Joan stopped cooking and asked her husband: "What do we do? What do we do?"
They dropped everything and took Bert to the vet. They calmed and stabilized 4-year-old Bert - a bright, affectionate German pointer-mix - before leaving for the event.
"Generally you have kids and dogs and cats - all are part of the same family," he said. "The kids are gone, so it's just us and the pets."
Joan is Sullivan's campaign manager. When she has an idea in the middle of the night, she just rolls over and nudges her husband. She said he's a good listener. Sullivan said she gives good advice.
"She has qualities I don't have," he said. "And I don't know if I have anything she doesn't have."
The two have been a team since they married in 1975. Sullivan managed Joan's campaigns for the Illinois House of Representatives in the 1990s. He was working at the time and even took some vacation days to help out. Now it's Joan's turn.
Sullivan and his wife moved to Columbia in 2000 after spending 28 years in Oak Park, Ill. Their daughter sent them an article touting the 50 best places to retire. Columbia made the list, and the Sullivans started looking into it. They liked Columbia's small size and the rural character of the county.

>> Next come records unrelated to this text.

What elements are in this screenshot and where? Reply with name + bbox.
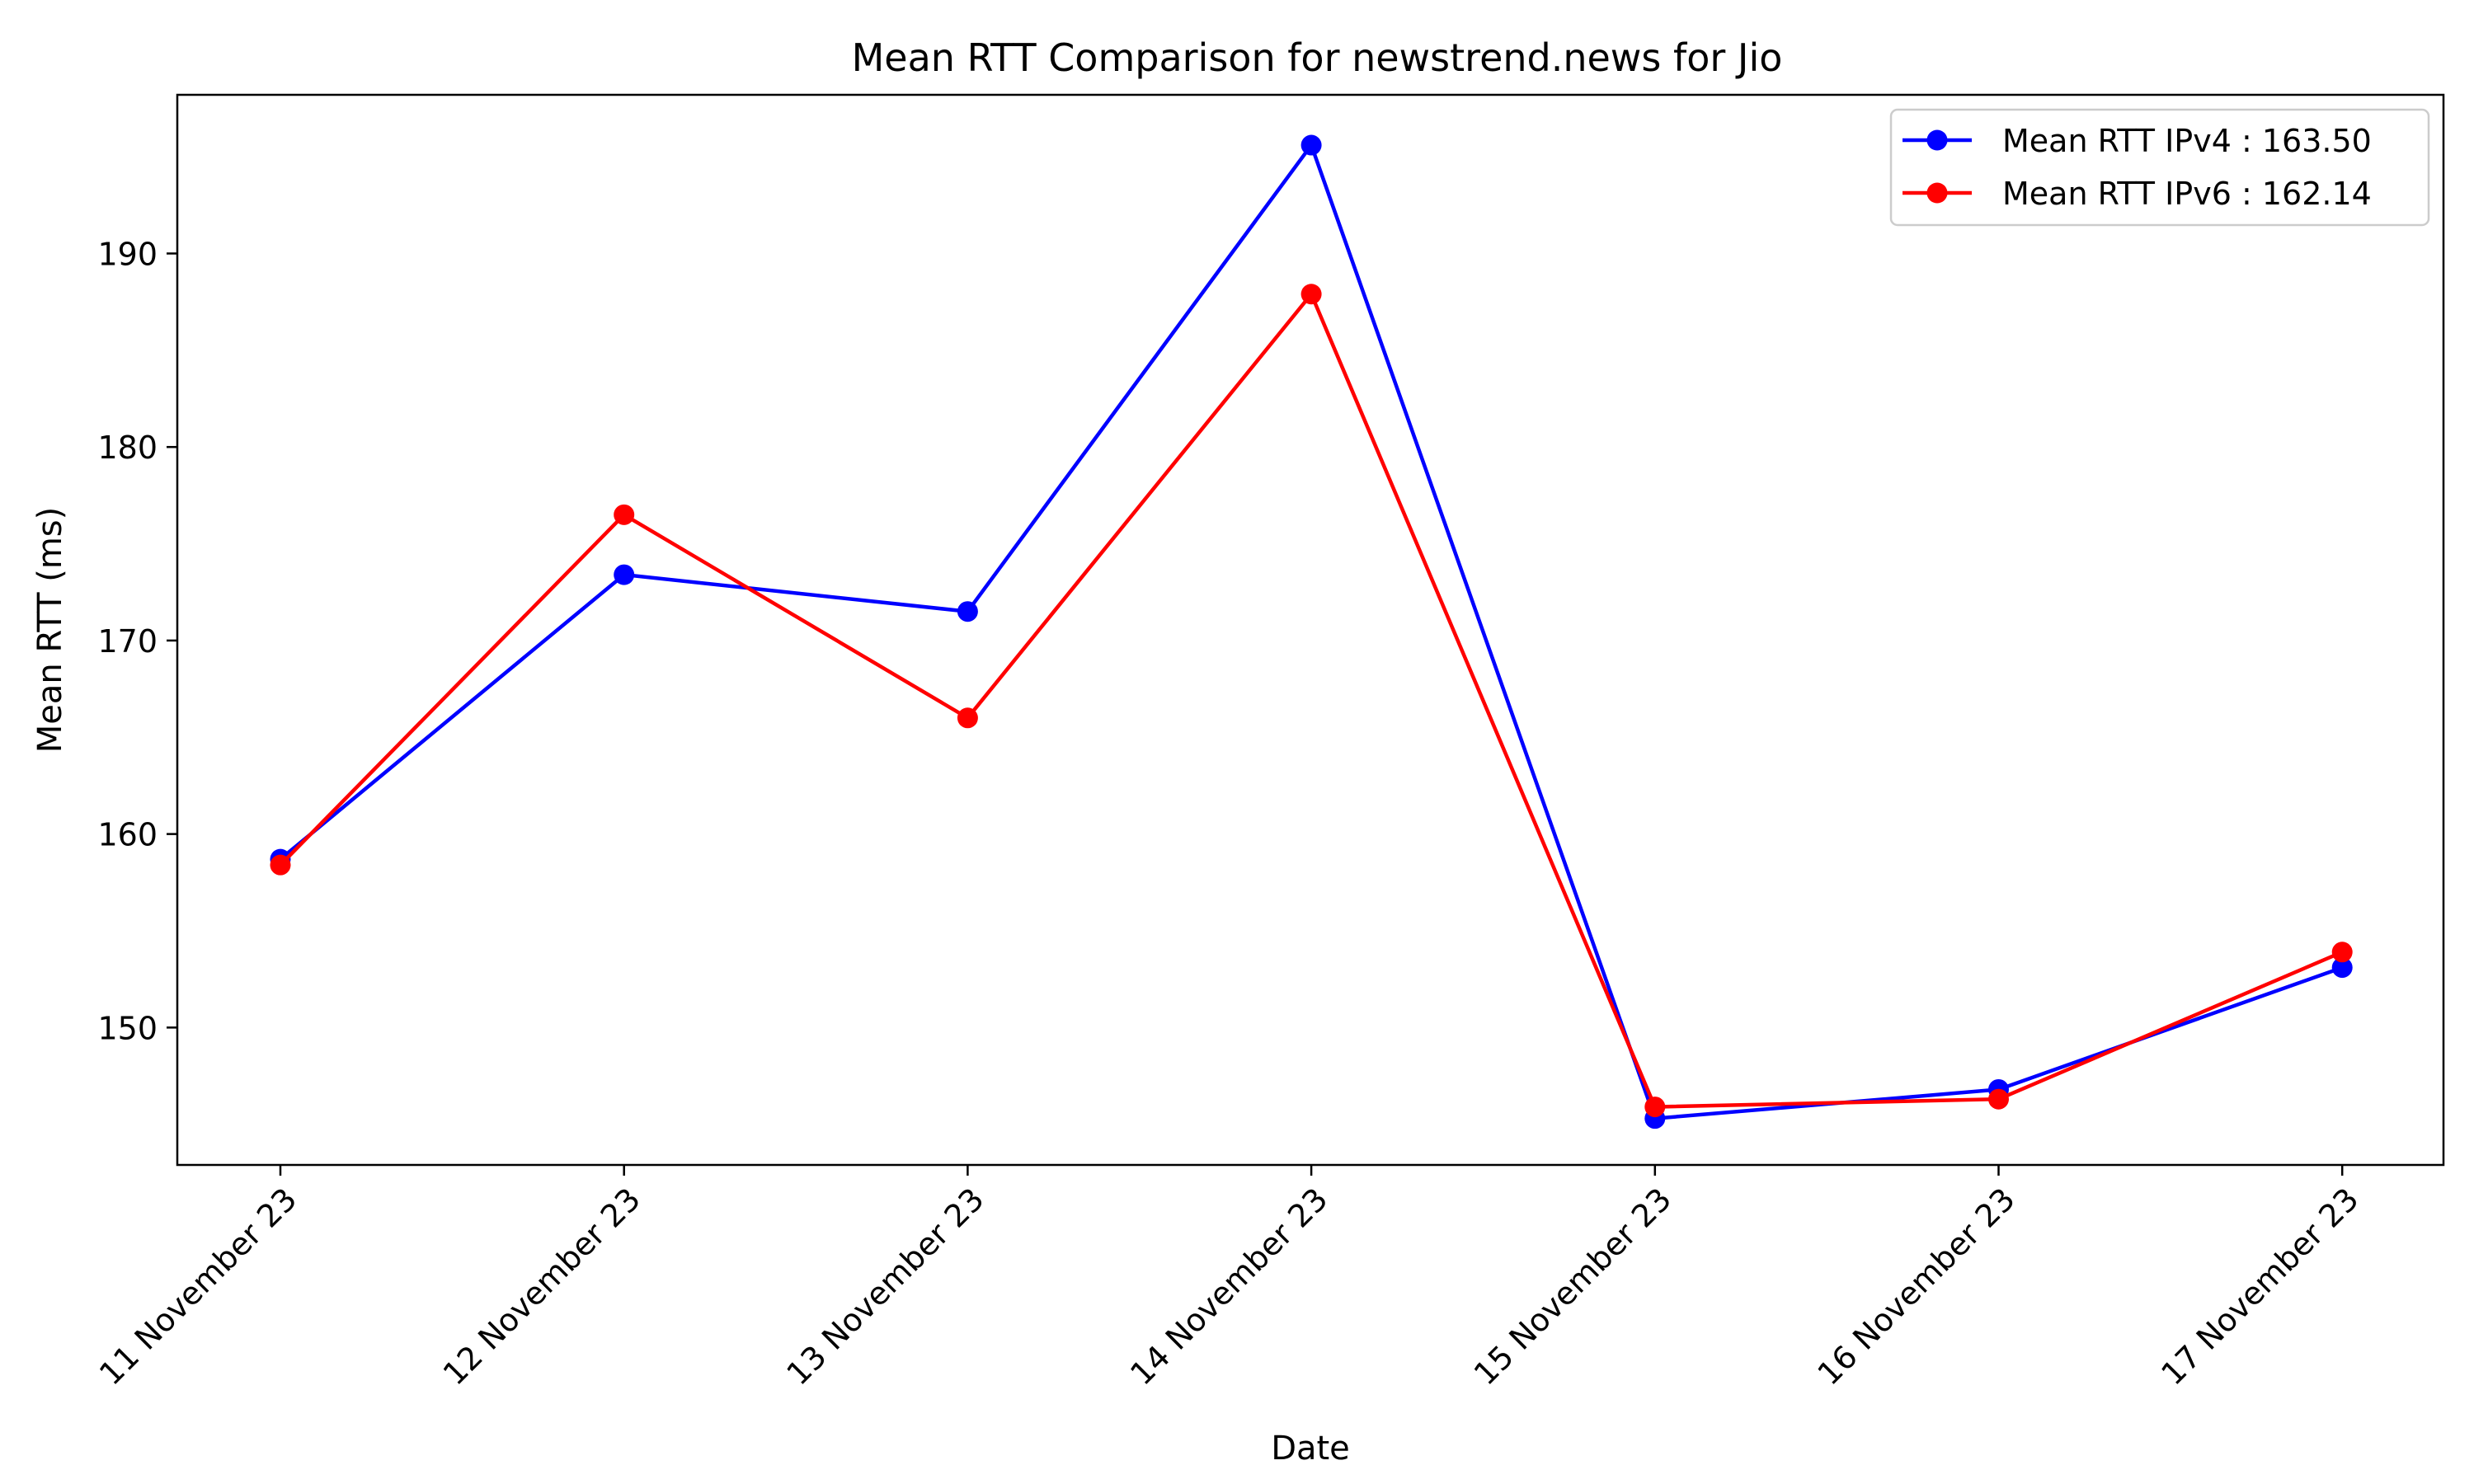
x-tick-label: 14 November 23 bbox=[1123, 1181, 1334, 1392]
data-point bbox=[270, 854, 291, 876]
data-point bbox=[614, 504, 635, 525]
data-point bbox=[1988, 1088, 2009, 1110]
legend-box bbox=[1889, 108, 2430, 227]
x-tick-label: 16 November 23 bbox=[1811, 1181, 2022, 1392]
legend-marker bbox=[1926, 182, 1948, 204]
series-ipv6 bbox=[270, 284, 2353, 1118]
x-axis-label: Date bbox=[1271, 1430, 1350, 1468]
x-tick-label: 15 November 23 bbox=[1467, 1181, 1678, 1392]
y-tick-label: 170 bbox=[97, 623, 158, 660]
data-point bbox=[957, 707, 978, 729]
data-point bbox=[957, 601, 978, 622]
y-axis-label: Mean RTT (ms) bbox=[31, 507, 69, 753]
x-tick-label: 11 November 23 bbox=[92, 1181, 303, 1392]
x-axis: 11 November 23 12 November 23 13 November … bbox=[92, 1165, 2366, 1392]
legend-label: Mean RTT IPv4 : 163.50 bbox=[2002, 123, 2372, 159]
x-tick-label: 12 November 23 bbox=[436, 1181, 647, 1392]
x-tick-label: 17 November 23 bbox=[2154, 1181, 2365, 1392]
data-point bbox=[614, 564, 635, 585]
data-point bbox=[1300, 284, 1322, 305]
chart-title: Mean RTT Comparison for newstrend.news f… bbox=[852, 35, 1783, 80]
x-tick-label: 13 November 23 bbox=[779, 1181, 990, 1392]
y-tick-label: 190 bbox=[97, 236, 158, 272]
y-axis: 150 160 170 180 190 bbox=[97, 236, 177, 1046]
y-tick-label: 150 bbox=[97, 1010, 158, 1046]
data-point bbox=[1644, 1097, 1666, 1118]
data-point bbox=[2331, 942, 2353, 963]
legend-marker bbox=[1926, 129, 1948, 151]
data-point bbox=[1300, 134, 1322, 156]
plot-area-frame bbox=[176, 93, 2445, 1167]
legend: Mean RTT IPv4 : 163.50 Mean RTT IPv6 : 16… bbox=[1889, 108, 2430, 227]
data-point bbox=[2331, 957, 2353, 979]
legend-label: Mean RTT IPv6 : 162.14 bbox=[2002, 176, 2372, 212]
y-tick-label: 160 bbox=[97, 817, 158, 853]
series-layer bbox=[270, 134, 2353, 1129]
y-tick-label: 180 bbox=[97, 430, 158, 466]
series-line bbox=[279, 292, 2344, 1109]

Joan read copies of the Columbia Daily Tribune and the Missourian. She contacted city and county offices for copies of their master plans. She had done some planning work for her brother in Wisconsin, where a comprehensive master plan is required by law.
Sullivan got involved with the Downtown Optimists Club. Development and planning issues were always on his mind, so he got involved with the Boone County Smart Growth Coalition. He was looking into road issues when the school district decided where to put the new high school.
"I saw all the road money being gobbled up," he said. "Either it was a $20 million tax increase or wait another 20 years on Scott Boulevard."
Sullivan doesn't stay silent. He writes editorials for the Missourian and the Columbia Business Times.
"I'm not running to start another career. I'm running to make a difference," he said. "If I make a difference with four years, then I've done my job."
His campaign manager is on the same page.
"If we lose, we'll go on trying to find ways to help the community grow," she said. "This isn't for Sid; this is for the people."